Identification of the Lipid Oxygen Radical Defense pathway and its epigenetic control

Membrane phospholipids are vulnerable to oxidative radicals, and uncontrolled lipid peroxidation can compromise cell viability. To mitigate lipid damage, cells have evolved defense mechanisms, the genetic regulation of which is not fully understood. Here, we identify the Lipid Oxygen Radical Defense (LORD) pathway. Under normal conditions, the pathway is epigenetically repressed by a complex comprising the KRAB-zinc finger protein ZNF354A, the scaffold protein KAP1/TRIM28, the histone methyltransferase SETDB1, and the transcriptional activator ATF2. In response to lipid peroxide accumulation, ATF2, KAP1, and ZNF354A undergo p38- and JNK-dependent phosphorylation, and the repressive complex disassembles, releasing ZNF354A from specific DNA loci.

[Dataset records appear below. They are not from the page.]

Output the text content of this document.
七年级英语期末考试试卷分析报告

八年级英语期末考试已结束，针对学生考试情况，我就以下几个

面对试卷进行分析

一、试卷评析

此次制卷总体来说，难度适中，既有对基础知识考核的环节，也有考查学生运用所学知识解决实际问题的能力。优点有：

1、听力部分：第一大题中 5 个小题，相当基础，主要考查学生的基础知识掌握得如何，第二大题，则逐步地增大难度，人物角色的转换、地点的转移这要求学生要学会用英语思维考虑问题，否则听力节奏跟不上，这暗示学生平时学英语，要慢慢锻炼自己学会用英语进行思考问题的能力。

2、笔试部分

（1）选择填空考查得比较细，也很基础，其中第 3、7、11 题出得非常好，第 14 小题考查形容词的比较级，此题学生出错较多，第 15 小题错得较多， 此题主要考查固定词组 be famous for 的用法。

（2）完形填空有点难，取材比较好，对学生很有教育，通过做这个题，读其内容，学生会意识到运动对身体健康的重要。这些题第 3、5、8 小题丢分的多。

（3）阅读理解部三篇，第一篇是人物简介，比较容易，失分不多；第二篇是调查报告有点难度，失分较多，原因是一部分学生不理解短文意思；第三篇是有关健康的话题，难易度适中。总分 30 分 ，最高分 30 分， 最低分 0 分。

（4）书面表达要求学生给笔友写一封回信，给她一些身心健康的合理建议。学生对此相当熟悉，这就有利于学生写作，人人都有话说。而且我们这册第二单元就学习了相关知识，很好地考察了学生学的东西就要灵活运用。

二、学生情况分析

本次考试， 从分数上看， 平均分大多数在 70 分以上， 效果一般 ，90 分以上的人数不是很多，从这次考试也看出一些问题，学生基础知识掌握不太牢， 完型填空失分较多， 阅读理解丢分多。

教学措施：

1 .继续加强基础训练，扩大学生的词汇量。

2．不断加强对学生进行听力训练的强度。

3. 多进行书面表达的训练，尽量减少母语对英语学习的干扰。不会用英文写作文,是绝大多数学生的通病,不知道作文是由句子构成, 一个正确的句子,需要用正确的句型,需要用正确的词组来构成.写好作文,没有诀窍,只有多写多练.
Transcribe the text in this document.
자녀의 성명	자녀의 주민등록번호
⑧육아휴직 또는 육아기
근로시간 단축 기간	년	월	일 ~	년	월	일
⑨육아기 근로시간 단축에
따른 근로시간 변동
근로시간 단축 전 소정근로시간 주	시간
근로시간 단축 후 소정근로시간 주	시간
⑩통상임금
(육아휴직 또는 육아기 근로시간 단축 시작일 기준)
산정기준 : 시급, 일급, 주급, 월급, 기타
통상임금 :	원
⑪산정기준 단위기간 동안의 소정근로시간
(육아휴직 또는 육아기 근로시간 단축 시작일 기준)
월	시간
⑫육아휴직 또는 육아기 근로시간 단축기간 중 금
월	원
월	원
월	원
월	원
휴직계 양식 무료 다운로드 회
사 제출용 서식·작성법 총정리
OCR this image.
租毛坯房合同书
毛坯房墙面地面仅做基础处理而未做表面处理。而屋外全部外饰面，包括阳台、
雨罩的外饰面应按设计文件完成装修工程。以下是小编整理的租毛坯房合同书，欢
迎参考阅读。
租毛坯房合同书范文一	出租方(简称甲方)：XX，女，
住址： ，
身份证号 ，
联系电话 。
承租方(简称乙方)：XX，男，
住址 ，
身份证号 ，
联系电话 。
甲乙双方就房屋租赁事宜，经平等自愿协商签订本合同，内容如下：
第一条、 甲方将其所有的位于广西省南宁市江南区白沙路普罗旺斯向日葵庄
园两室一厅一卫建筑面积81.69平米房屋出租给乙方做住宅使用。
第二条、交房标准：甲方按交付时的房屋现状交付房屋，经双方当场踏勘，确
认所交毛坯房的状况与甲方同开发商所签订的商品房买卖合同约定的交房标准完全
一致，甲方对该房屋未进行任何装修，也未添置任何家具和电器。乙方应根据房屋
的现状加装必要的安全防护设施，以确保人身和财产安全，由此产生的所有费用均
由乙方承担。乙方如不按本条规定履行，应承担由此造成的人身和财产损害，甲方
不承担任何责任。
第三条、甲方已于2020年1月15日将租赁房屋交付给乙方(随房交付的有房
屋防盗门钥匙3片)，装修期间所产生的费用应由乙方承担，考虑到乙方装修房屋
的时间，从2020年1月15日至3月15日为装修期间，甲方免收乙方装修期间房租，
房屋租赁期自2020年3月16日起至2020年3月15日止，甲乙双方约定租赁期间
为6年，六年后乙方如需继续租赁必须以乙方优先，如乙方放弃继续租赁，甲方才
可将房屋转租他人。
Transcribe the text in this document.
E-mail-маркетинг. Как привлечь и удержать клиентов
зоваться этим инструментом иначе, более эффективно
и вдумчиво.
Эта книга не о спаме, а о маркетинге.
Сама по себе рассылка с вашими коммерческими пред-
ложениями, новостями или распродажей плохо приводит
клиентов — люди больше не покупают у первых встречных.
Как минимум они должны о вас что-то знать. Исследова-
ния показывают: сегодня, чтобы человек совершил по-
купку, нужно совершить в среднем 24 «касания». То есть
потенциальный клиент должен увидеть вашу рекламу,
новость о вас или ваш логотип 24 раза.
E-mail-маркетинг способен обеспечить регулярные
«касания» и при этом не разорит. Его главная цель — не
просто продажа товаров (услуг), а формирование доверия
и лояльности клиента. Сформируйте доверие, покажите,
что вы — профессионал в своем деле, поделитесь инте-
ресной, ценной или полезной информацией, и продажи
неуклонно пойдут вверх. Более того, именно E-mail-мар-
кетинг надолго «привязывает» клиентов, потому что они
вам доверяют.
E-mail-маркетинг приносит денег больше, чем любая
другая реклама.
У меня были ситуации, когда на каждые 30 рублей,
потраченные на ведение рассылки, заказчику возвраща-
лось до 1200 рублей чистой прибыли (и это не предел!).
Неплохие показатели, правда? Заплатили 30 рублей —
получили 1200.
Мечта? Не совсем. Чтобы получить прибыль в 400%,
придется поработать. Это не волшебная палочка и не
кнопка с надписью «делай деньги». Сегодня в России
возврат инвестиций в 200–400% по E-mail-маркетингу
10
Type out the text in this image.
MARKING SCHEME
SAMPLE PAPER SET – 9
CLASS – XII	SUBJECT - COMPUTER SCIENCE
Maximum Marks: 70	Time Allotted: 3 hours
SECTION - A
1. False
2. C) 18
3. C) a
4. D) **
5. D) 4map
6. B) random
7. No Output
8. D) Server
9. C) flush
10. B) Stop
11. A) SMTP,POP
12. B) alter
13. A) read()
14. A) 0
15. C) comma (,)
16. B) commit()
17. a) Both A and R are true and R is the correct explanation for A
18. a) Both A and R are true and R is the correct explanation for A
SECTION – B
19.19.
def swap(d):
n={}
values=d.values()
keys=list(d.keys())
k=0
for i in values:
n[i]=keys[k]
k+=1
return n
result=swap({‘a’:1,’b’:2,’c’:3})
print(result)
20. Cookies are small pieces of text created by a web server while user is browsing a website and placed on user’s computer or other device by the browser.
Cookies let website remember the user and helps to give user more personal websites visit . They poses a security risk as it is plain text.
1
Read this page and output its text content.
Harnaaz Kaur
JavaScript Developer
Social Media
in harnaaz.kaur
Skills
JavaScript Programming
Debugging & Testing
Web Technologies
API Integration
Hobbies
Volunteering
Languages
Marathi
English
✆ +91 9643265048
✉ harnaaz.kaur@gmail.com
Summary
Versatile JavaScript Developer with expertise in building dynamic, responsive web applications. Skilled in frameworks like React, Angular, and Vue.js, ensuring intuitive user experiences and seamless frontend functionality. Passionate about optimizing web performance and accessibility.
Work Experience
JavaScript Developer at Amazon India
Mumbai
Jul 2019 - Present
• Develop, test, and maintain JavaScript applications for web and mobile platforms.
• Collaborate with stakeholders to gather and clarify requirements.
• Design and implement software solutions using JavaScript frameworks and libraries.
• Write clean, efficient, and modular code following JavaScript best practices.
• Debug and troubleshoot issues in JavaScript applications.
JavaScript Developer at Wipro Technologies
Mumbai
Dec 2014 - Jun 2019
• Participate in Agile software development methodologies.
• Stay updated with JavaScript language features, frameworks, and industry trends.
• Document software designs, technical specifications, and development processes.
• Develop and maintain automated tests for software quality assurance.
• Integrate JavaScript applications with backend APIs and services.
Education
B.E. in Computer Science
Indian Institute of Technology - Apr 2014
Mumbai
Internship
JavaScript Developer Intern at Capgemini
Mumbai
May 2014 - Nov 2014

A protective gene network is subsequently activated, comprising targets of the major redox regulator NRF2 and modulating cellular sensitivity to oxidative stress and ferroptosis. These findings reveal a novel layer of epigenetic regulation in the cellular defense against lipid damage but also position the LORD pathway as a promising therapeutic target for diseases linked to chronic inflammation, neurodegeneration and cancer.